Non diversamente da quello che accade nei suoi paesaggi, da un inizio cézanniano contaminato con Picasso e Braque a una fase più illustrativa, calda di colori, in cui l'archetipo di Cézanne si articola in rapporto con Soffici e il gusto di strapaese: vedi il paesaggio di Grizzana del '27, ora alla Camera dei Deputati. Diversamente dalle nature morte, i paesaggi appaiono sgranati fin dai primi anni '30 come si vede in quello del '32 della Fondazione Roberto Longhi, e ancora del '34 nella collezione Brandi. Impressionante appare il cortile di via Fondazza della collezione Merlino di Busto Arsizio e parimenti l'analogo cortile del '40-41, ora al museo di San Domenico a Imola. Emblematico dono di Morandi al giovane amico e allievo di Longhi, Alberto Graziani, in occasione del suo matrimonio.
I paesaggi di Morandi appaiono liberi e sempre più rarefatti anche negli anni successivi, anche negli anni difficili della guerra, dove il paesaggio sembra equivalere a una fuga, mentre la natura morta a una prigione.
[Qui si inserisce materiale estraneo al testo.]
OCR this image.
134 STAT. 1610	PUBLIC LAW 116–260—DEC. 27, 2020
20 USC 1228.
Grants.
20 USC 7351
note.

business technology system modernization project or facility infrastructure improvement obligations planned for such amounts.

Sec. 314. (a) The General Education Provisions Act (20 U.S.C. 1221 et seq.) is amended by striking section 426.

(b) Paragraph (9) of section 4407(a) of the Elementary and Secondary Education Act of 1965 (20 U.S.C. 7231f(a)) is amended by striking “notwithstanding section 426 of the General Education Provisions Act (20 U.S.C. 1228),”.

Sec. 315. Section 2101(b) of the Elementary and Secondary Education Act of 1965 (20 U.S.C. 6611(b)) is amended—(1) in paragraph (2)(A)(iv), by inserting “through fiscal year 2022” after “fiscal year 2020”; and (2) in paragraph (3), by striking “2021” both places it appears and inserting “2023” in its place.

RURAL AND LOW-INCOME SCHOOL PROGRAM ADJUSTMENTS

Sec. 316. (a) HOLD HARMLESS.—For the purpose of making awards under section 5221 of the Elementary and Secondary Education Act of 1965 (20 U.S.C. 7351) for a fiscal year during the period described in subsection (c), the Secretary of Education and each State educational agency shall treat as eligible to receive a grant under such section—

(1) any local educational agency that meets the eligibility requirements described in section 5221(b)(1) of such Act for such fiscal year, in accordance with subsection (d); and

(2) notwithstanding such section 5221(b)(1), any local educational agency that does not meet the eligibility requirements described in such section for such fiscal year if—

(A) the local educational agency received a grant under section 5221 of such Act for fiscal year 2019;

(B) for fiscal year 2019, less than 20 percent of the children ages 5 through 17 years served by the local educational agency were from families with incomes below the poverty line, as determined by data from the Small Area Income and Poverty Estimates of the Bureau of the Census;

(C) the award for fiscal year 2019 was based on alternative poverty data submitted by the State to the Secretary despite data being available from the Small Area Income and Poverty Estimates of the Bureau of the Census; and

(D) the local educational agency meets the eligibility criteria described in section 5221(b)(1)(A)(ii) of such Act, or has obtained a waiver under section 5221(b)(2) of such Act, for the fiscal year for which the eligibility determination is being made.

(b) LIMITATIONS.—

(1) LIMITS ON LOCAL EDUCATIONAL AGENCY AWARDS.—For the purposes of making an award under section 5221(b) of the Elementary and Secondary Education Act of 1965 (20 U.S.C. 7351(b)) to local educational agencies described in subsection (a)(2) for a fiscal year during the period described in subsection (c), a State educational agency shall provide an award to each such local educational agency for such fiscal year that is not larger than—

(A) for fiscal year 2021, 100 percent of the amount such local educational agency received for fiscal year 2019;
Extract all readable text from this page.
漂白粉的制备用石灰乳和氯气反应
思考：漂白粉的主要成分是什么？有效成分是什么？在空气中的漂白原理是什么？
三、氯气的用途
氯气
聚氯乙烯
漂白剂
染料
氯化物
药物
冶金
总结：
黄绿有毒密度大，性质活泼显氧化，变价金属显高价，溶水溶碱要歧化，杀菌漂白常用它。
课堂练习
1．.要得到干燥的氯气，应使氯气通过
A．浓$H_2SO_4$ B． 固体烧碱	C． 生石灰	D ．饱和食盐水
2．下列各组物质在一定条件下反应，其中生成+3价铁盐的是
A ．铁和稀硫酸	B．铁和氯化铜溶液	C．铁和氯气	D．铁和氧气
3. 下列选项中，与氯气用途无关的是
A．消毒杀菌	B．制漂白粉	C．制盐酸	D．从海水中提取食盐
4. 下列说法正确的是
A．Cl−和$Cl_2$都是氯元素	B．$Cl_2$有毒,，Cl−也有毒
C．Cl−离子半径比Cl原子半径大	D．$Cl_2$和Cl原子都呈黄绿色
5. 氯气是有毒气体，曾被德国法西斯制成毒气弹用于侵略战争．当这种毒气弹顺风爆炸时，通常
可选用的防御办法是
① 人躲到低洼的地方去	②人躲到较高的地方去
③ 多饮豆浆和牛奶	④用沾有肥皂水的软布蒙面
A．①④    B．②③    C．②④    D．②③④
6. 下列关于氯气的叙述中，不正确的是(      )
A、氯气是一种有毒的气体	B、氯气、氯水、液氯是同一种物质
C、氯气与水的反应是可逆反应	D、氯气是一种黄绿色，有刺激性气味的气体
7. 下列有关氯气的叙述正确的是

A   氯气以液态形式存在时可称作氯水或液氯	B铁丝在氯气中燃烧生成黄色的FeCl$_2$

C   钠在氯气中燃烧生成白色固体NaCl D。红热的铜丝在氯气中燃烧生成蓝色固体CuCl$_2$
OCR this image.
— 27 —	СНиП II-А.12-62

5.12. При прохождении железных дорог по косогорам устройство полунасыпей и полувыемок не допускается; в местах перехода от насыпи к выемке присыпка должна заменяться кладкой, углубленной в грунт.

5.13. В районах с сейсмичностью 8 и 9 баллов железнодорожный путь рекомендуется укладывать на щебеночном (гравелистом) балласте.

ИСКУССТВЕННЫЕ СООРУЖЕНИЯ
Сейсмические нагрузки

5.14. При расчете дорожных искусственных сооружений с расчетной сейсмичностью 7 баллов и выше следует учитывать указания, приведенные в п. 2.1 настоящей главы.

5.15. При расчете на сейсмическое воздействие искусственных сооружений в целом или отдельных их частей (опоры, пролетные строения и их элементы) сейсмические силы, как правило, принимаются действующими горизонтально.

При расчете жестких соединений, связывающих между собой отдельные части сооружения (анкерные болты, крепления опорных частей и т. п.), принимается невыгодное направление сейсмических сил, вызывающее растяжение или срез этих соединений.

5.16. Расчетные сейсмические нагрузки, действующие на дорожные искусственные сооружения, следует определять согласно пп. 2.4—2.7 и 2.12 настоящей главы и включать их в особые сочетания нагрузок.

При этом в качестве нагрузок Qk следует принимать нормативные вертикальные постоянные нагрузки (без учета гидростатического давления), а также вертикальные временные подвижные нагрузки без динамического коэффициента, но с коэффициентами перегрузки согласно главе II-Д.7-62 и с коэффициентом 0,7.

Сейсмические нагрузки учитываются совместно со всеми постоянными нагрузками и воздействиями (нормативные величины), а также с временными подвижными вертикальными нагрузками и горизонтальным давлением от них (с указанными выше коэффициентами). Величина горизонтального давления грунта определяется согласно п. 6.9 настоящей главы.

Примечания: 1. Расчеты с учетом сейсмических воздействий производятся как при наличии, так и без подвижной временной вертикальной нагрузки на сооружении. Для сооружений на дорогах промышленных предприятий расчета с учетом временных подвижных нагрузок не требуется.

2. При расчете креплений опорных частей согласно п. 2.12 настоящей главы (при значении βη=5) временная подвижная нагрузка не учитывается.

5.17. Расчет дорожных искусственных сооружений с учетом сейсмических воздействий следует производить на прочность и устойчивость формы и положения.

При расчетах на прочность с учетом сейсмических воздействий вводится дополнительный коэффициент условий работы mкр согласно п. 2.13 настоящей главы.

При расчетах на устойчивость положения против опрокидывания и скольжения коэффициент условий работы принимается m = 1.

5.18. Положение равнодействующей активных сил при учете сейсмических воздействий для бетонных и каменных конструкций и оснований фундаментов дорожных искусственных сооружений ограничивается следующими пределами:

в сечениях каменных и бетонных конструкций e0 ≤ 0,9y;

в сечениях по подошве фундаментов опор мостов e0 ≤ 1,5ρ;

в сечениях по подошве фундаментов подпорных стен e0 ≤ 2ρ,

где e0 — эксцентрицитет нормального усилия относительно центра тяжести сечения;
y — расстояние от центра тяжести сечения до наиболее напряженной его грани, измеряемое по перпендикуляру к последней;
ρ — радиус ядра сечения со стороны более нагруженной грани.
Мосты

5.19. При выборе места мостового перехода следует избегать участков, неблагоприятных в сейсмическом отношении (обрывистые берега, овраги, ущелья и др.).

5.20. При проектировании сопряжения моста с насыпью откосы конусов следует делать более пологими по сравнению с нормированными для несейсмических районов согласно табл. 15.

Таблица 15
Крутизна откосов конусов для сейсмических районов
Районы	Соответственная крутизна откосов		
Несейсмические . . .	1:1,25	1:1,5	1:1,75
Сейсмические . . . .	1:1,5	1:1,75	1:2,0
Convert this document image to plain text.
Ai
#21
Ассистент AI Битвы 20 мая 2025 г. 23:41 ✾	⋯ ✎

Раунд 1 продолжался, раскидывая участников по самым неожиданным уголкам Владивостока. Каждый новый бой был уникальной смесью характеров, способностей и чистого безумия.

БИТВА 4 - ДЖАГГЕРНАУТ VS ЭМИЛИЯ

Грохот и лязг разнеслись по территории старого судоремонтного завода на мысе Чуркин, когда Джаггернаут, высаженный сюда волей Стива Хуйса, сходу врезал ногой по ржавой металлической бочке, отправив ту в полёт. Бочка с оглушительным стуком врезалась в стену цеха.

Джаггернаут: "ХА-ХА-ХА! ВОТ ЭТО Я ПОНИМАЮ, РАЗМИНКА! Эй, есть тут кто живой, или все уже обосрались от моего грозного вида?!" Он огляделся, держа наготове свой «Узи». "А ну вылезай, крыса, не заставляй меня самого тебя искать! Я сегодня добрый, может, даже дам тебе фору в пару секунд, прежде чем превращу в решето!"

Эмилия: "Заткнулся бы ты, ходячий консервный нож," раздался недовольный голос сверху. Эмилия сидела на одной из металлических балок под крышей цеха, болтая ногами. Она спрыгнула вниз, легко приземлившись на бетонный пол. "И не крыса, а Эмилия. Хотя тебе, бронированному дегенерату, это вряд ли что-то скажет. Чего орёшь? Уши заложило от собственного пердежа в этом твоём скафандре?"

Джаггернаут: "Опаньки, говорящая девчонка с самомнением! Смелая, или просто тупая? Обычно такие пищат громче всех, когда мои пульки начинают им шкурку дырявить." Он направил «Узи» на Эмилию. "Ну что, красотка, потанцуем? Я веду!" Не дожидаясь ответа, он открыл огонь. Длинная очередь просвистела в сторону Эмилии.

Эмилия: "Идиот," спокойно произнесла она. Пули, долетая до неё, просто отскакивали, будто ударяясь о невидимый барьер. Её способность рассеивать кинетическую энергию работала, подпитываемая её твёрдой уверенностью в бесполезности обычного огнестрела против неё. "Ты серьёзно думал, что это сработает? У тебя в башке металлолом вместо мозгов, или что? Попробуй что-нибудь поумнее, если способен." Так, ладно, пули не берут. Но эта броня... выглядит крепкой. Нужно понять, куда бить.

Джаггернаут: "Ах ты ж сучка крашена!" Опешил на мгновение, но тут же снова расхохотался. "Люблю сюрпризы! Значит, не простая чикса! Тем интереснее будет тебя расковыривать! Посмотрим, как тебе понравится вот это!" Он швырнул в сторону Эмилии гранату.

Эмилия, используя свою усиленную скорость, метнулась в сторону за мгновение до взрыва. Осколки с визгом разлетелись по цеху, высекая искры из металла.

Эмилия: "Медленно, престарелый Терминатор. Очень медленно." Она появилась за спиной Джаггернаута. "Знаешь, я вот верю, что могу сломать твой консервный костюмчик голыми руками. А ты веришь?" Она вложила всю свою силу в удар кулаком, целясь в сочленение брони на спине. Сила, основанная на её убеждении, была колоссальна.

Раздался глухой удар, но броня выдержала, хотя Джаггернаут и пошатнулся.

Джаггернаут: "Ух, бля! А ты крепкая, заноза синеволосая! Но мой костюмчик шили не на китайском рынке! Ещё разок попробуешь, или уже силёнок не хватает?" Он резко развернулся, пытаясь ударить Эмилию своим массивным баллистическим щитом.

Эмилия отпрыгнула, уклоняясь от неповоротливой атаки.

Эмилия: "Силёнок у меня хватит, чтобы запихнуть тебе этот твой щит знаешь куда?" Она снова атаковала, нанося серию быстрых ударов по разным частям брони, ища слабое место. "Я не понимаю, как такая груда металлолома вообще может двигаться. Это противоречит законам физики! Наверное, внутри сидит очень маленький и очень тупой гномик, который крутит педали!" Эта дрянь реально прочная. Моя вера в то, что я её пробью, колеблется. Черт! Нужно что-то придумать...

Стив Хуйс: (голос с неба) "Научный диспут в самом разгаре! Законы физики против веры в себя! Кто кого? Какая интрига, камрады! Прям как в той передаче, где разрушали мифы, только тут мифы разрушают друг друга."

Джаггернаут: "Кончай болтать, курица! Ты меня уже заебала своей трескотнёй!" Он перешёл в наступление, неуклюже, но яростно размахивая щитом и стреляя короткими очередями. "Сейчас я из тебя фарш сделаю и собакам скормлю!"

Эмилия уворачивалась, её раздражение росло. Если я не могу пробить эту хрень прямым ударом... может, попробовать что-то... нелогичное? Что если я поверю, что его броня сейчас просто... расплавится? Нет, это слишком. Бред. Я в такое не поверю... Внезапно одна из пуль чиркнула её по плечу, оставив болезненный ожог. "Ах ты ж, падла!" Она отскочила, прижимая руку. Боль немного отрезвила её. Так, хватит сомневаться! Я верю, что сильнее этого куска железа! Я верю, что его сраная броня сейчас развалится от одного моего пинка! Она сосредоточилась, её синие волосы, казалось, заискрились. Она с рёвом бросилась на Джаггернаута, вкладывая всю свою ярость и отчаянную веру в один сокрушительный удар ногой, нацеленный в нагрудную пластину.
Ovviamente sorprendenti, ma coerenti con la dissoluzione della forma e del colore, sono i paesaggi ultimi, tra il '59 e il '63, in particolare quello giottesco e spettrale della Unicredit e quello, quasi trasparente di collezione privata di Torino. In questa fase, i paesaggi sembrano nature morte e le nature morte paesaggi. È il miracolo di Morandi, che ha sempre e soltanto dipinto la propria anima.